Time for Rust/Nextflow

Let's see where this goes.

Time for Rust/Nextflow
Photo by Mackenzie Cruz / Unsplash

I've had a fascination with Rust for two years and it's time start coding. Let's see where this goes. I think the first thing I'll try is a pretty basic exercise to implement a bioinformatic application that computes symmetry of DNA curvature values across nucleosome-sized windows of sequence given a FASTA file. The algorithm is one I encountered early in my time as a PhD student, and comes from this paper.

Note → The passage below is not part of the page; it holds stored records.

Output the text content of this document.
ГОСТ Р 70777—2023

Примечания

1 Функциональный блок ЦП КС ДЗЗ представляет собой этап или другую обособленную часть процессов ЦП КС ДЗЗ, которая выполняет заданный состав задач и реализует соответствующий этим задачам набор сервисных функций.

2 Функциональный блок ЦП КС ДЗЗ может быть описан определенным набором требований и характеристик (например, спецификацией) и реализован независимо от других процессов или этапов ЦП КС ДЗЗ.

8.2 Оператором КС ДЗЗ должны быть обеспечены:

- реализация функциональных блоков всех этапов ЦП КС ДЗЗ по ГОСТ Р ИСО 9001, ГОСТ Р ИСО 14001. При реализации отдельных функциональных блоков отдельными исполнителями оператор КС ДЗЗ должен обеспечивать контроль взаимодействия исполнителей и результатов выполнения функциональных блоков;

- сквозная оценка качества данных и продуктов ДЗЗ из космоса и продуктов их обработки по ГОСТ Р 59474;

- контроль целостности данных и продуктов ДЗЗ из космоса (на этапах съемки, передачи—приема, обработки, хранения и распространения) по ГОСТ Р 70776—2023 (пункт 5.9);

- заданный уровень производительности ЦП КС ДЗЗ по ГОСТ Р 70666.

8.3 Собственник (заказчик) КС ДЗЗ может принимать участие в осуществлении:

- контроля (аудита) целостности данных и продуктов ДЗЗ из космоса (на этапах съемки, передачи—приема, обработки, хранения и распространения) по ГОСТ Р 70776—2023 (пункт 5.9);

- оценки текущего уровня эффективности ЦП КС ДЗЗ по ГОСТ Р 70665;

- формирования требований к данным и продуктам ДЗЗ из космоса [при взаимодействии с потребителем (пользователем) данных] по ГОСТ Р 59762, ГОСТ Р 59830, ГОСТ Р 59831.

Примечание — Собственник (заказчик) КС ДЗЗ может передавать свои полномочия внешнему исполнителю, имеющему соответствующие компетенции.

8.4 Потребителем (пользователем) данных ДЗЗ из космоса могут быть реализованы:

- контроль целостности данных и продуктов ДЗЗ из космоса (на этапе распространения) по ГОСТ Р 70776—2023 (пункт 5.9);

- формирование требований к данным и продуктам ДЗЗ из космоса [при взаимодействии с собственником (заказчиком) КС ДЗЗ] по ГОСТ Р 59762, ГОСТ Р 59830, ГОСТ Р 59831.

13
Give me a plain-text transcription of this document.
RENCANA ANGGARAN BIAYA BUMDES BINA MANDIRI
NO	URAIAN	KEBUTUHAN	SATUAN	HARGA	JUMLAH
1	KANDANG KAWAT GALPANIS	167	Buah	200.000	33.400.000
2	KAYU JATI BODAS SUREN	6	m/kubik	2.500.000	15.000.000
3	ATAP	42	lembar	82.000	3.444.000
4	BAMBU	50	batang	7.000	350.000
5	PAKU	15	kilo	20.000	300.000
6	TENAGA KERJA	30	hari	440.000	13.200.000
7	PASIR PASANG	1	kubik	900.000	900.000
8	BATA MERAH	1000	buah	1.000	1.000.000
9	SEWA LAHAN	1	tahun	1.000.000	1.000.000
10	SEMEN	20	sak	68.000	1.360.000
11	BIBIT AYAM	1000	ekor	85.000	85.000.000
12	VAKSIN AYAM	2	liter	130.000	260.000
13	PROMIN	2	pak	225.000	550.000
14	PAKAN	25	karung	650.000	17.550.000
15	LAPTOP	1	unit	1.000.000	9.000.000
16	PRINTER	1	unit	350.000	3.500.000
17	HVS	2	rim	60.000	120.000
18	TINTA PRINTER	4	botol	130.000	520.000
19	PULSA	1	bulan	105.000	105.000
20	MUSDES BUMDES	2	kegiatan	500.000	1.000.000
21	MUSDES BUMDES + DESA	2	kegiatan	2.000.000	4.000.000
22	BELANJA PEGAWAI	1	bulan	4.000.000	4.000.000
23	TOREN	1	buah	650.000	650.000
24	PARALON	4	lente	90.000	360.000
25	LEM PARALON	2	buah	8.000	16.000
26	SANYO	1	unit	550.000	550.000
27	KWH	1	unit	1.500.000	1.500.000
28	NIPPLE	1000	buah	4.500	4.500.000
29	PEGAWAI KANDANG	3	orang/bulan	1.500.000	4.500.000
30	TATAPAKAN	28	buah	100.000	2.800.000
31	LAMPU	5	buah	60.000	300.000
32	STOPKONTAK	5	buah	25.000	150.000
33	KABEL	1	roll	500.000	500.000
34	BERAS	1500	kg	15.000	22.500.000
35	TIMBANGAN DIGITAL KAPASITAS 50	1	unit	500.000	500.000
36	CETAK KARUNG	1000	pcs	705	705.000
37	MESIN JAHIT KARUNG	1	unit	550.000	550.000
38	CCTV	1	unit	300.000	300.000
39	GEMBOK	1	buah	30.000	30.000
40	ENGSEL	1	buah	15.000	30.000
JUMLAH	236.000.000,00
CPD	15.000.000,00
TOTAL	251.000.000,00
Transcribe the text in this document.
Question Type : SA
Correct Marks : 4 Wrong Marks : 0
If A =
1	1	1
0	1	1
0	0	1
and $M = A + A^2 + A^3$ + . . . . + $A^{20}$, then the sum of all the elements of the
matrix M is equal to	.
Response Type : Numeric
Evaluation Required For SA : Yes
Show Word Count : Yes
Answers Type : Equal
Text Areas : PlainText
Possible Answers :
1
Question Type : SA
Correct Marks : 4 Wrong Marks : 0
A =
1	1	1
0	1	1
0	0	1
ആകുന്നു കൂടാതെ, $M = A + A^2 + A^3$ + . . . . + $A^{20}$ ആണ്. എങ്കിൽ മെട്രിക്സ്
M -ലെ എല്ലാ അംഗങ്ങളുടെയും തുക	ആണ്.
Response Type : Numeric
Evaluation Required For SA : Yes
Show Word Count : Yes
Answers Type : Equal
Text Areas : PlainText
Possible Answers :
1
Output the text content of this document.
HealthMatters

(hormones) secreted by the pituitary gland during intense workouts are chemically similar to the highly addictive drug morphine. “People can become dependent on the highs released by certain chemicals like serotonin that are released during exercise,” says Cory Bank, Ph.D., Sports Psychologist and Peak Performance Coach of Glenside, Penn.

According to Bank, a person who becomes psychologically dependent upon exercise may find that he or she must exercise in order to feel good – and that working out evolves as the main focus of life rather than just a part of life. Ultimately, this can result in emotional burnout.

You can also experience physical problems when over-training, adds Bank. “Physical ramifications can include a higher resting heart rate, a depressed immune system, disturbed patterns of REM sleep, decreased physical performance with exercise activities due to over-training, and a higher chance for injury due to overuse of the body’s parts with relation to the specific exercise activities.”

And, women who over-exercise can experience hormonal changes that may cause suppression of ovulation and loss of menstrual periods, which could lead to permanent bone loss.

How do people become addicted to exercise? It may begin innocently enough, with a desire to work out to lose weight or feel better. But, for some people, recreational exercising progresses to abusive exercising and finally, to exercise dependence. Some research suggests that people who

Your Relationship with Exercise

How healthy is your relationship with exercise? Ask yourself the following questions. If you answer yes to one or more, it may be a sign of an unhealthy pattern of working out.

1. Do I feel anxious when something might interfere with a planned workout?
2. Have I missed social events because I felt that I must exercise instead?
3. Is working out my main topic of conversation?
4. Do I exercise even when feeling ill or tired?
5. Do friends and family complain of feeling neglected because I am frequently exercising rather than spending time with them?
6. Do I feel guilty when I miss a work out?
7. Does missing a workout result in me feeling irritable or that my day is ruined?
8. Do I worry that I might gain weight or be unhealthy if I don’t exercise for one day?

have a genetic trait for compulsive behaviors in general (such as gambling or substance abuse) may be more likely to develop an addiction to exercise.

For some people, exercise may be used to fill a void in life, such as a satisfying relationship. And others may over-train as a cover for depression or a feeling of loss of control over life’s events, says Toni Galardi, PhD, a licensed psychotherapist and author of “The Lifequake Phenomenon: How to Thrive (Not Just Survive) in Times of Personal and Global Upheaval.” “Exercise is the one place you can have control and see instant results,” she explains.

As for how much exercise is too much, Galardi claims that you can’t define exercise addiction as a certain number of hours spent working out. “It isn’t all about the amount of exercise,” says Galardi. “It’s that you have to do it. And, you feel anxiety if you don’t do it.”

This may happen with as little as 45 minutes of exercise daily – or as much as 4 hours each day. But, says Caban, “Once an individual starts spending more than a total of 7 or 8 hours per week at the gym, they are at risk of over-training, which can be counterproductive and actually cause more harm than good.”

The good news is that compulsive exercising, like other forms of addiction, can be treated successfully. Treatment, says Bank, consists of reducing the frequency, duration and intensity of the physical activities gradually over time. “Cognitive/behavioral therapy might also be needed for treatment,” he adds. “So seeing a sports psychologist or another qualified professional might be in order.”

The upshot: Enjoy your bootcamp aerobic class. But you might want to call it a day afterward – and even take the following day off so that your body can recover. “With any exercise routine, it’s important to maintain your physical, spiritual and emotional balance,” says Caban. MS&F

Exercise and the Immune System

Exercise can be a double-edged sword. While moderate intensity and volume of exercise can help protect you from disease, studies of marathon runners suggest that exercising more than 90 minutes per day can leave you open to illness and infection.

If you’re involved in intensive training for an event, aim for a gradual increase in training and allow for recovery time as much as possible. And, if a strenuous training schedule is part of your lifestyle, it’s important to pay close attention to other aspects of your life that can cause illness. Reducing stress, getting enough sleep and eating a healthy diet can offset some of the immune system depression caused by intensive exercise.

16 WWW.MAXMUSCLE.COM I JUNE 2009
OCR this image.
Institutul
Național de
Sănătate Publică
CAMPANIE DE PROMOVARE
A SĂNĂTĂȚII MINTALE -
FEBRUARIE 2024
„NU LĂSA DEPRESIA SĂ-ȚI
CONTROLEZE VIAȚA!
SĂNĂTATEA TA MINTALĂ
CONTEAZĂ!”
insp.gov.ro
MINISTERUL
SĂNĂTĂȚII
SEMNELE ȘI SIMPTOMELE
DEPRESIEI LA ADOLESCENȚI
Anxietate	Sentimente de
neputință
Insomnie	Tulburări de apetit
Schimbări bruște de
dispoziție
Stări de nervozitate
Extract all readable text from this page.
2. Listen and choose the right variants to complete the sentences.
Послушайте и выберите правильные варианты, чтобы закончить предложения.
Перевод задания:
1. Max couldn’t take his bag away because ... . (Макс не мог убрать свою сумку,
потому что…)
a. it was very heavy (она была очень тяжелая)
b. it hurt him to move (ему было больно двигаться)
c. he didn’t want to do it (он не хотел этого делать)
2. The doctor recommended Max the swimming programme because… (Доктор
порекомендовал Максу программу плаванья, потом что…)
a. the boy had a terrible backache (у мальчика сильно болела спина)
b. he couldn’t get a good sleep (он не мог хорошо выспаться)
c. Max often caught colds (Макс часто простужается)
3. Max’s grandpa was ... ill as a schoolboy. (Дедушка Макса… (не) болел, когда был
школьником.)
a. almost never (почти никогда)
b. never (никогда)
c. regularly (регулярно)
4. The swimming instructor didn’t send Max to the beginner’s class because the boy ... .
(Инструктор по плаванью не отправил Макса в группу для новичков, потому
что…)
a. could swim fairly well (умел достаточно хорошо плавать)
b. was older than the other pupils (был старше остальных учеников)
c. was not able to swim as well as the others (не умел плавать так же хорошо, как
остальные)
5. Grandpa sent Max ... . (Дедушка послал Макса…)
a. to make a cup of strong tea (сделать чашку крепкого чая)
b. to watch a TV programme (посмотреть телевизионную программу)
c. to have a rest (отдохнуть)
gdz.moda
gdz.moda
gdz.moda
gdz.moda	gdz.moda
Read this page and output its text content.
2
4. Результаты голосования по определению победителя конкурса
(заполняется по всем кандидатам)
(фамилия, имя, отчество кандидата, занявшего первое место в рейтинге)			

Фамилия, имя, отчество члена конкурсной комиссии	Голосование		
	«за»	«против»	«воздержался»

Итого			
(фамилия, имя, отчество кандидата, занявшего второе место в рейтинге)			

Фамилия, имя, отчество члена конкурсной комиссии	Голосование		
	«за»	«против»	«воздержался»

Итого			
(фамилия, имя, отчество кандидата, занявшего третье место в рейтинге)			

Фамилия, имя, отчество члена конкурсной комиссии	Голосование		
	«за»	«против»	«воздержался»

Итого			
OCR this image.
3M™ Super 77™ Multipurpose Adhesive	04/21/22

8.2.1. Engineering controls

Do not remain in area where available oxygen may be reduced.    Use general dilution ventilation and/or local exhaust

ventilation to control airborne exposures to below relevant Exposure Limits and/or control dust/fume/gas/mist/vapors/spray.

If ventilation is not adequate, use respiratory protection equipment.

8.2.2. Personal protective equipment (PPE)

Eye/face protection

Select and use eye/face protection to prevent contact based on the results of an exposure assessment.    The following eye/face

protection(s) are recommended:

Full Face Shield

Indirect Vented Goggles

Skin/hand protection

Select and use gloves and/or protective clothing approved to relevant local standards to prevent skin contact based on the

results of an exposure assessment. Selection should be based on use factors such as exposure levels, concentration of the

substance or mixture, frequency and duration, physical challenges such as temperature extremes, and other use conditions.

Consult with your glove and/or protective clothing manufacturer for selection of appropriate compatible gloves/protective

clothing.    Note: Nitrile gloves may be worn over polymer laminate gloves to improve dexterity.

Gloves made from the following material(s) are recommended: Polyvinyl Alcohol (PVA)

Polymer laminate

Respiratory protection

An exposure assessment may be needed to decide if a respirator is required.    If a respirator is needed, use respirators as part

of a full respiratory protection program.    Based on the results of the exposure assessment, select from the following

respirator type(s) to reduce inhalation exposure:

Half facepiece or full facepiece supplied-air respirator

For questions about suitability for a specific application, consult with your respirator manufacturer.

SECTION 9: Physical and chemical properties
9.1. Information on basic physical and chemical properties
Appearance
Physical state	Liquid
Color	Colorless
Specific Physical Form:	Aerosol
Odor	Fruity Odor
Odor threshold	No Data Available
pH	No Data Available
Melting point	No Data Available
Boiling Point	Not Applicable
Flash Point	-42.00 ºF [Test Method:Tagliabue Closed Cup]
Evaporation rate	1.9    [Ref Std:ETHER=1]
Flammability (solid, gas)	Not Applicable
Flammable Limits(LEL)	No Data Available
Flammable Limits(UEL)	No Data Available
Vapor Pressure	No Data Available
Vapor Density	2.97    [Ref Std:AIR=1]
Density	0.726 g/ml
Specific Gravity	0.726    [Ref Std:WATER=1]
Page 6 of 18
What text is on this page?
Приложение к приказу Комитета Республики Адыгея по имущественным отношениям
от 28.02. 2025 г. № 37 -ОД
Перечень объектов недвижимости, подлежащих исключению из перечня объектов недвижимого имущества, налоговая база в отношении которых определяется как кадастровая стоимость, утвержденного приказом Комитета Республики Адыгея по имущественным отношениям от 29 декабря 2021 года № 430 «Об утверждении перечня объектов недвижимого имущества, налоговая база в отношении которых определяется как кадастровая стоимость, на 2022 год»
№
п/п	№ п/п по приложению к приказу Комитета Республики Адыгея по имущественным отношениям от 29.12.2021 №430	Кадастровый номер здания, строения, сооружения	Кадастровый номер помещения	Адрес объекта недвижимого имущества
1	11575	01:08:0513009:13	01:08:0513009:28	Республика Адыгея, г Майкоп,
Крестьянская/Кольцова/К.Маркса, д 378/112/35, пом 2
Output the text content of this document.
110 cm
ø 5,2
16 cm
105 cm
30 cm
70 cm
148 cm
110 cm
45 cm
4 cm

So what's the plan? Build out the MVP then make it suitable for the public. Basically a progression following:

  1. Write a design document. Essentially a short but more technical and illustrative version of this itemization and the end-to-end development pipe in its full glory.
  2. Make a Rust "hello world": start with a binary.
  3. Add FASTA-reading capability there with tests.
  4. Add SymCurv algorithm and tests.
  5. Add bedgraph (.bed.gz) outputting capability.
  6. Add bigWig outputting capability.
  7. Refactor Rust binary as Rust binary+library.
  8. Publish to crates.io.
  9. Add Pyo3 Python bindings to Rust library.
  10. Integrate Numpy.
  11. Publish auto-generated rustdoc documentation to docs.rs, auto-generated Python docs to readthedocs.
  12. Publish python package to PyPi.
  13. Build a GitHub Pages page to be the homepage, with usage examples and installation information. This tends to be just a longer, prettier version of the repository's README.md page, but nevertheless it's expected.
  14. Build FASTA-processing Nextflow pipeline locally, with nf-test unit testing included. Decide on a virtualization or container strategy to possess the runtimes. This might be Docker, might be something else.
  15. Add Nextflow pipeline to public NF Tower.
  16. Build out reporting features of NF pipeline with MultiQC, and find a destination for reports (perhaps GitHub pages).
  17. Add integration test for Rust symcurve's repository by having a GitHub Action (CI/CD) trigger the NF Tower pipeline.
  18. Contribute symcurve pipeline to nf-core.
  19. Bells and whistles like badging the GitHub repository.
  20. Add public UCSC Genome Browser Hub and tracks for several genomes and find a free/cheap host for the corresponding processed bigWig/bedgraphs.

A lot of details are missing but that covers the gist of it. Creating a professional open source project has a lot of components.